Намастник Свято-Троицкого мужского монастыря в г. Чебоксары архимандрит Василий (Паскье).

- Отто Майер, - сказал немец. - Цветовод-любитель. И «бывший авиамеханик». Сейчас иногда помогаю вот ей, - он показал на девушку, которая вышла из дверей особняка.

Девушка, высокая, ростом почти как и Жак, стройная, с льняными волосами, хвостом свисавшими от макушки, с лицом загорелым, волевым, внимательно рассматривала француза.

Облик ее несколько портил, пожалуй, длинноватый прямой нос. Но овал лица, глаза, весь молодой спортивный вид как-то сразу располагали к себе.

- Линда, моя внучка. Мы едем на футбол в Мюнхен - вот почему я попросил вас быть как можно короче со своими вопросами.

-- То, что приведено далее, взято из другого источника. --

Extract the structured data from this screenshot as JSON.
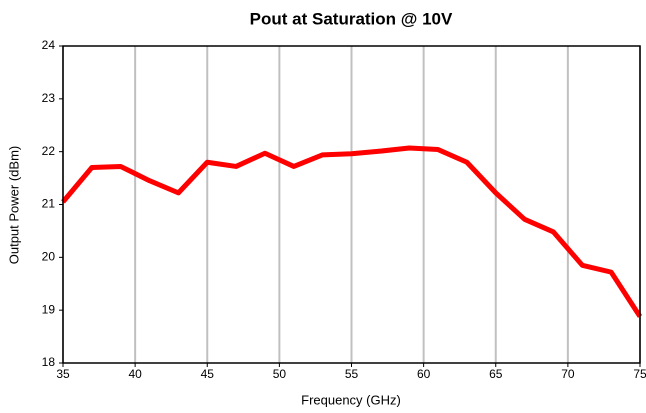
{
  "chart_data": {
    "type": "line",
    "title": "Pout at Saturation @ 10V",
    "xlabel": "Frequency (GHz)",
    "ylabel": "Output Power (dBm)",
    "x": [
      35,
      37,
      39,
      41,
      43,
      45,
      47,
      49,
      51,
      53,
      55,
      57,
      59,
      61,
      63,
      65,
      67,
      69,
      71,
      73,
      75
    ],
    "series": [
      {
        "name": "Pout",
        "color": "#ff0000",
        "values": [
          21.05,
          21.7,
          21.72,
          21.45,
          21.22,
          21.8,
          21.72,
          21.97,
          21.72,
          21.94,
          21.96,
          22.01,
          22.07,
          22.04,
          21.8,
          21.22,
          20.72,
          20.48,
          19.85,
          19.72,
          18.88
        ]
      }
    ],
    "xlim": [
      35,
      75
    ],
    "xticks": [
      35,
      40,
      45,
      50,
      55,
      60,
      65,
      70,
      75
    ],
    "ylim": [
      18,
      24
    ],
    "yticks": [
      18,
      19,
      20,
      21,
      22,
      23,
      24
    ],
    "grid": "x",
    "grid_color": "#c0c0c0"
  }
}
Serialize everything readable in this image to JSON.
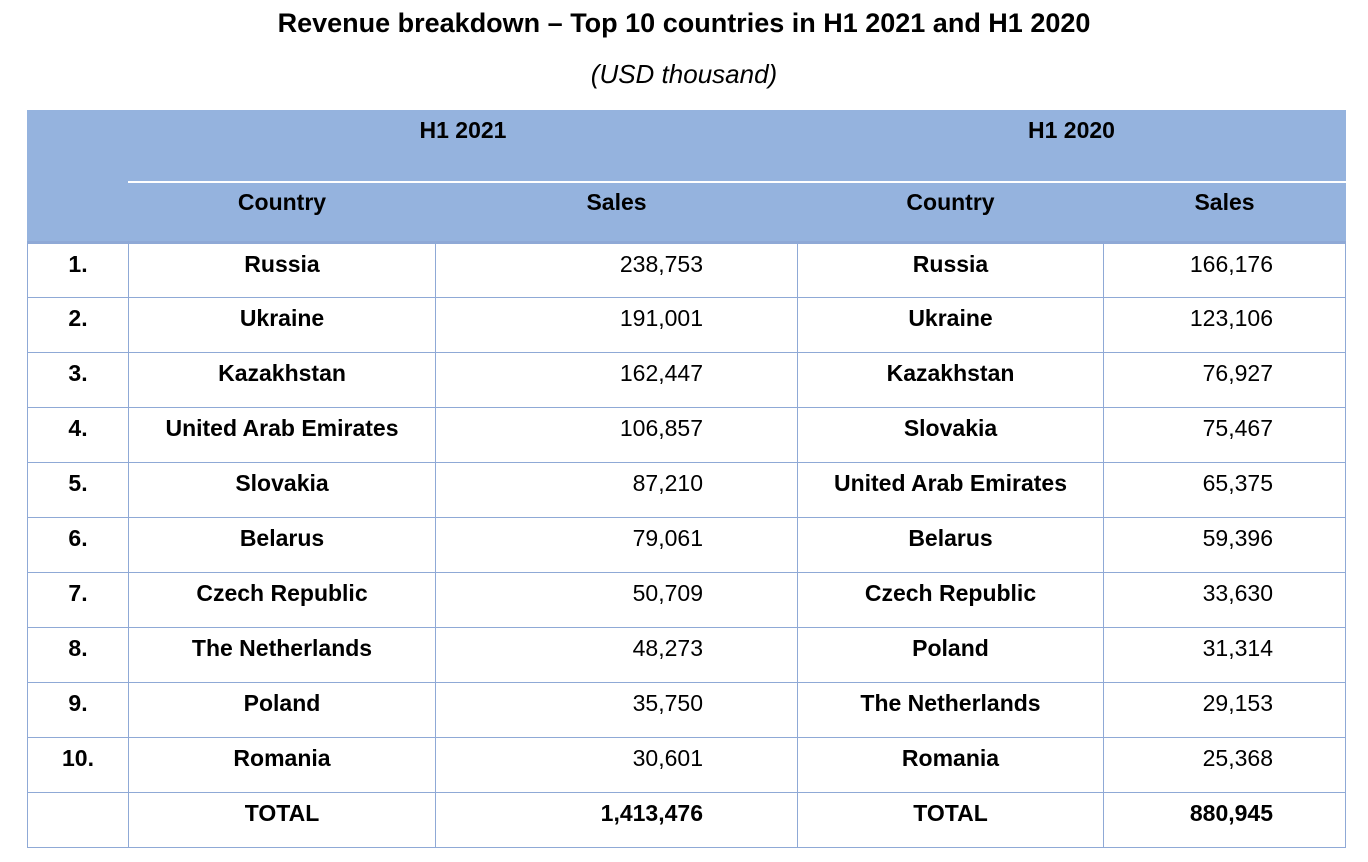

- О, знаю. Ваши сегодня играют с англичанами. Понимаю - не вовремя. Но если бы вы сказали мне об этом раньше…

Жак выдохнул и уже без извинений продолжил:

- Я для того приехал, чтобы не писали никакой ненужной ерунды. Слишком много уже сказано лишнего,

Жак, увидев приглашающий жест Майера на вход в боковую аллейку, которая вела за дом, где под тенистыми деревьями стоял столик и летние белые стулья, ухватился за этот жест немца, в котором ему померещилась робкая надежда на то, что его приезд в этот город не окажется напрасным.

- Простите меня за настойчивость, но мне почему-то показалось, что именно вы поможете мне в моих поисках.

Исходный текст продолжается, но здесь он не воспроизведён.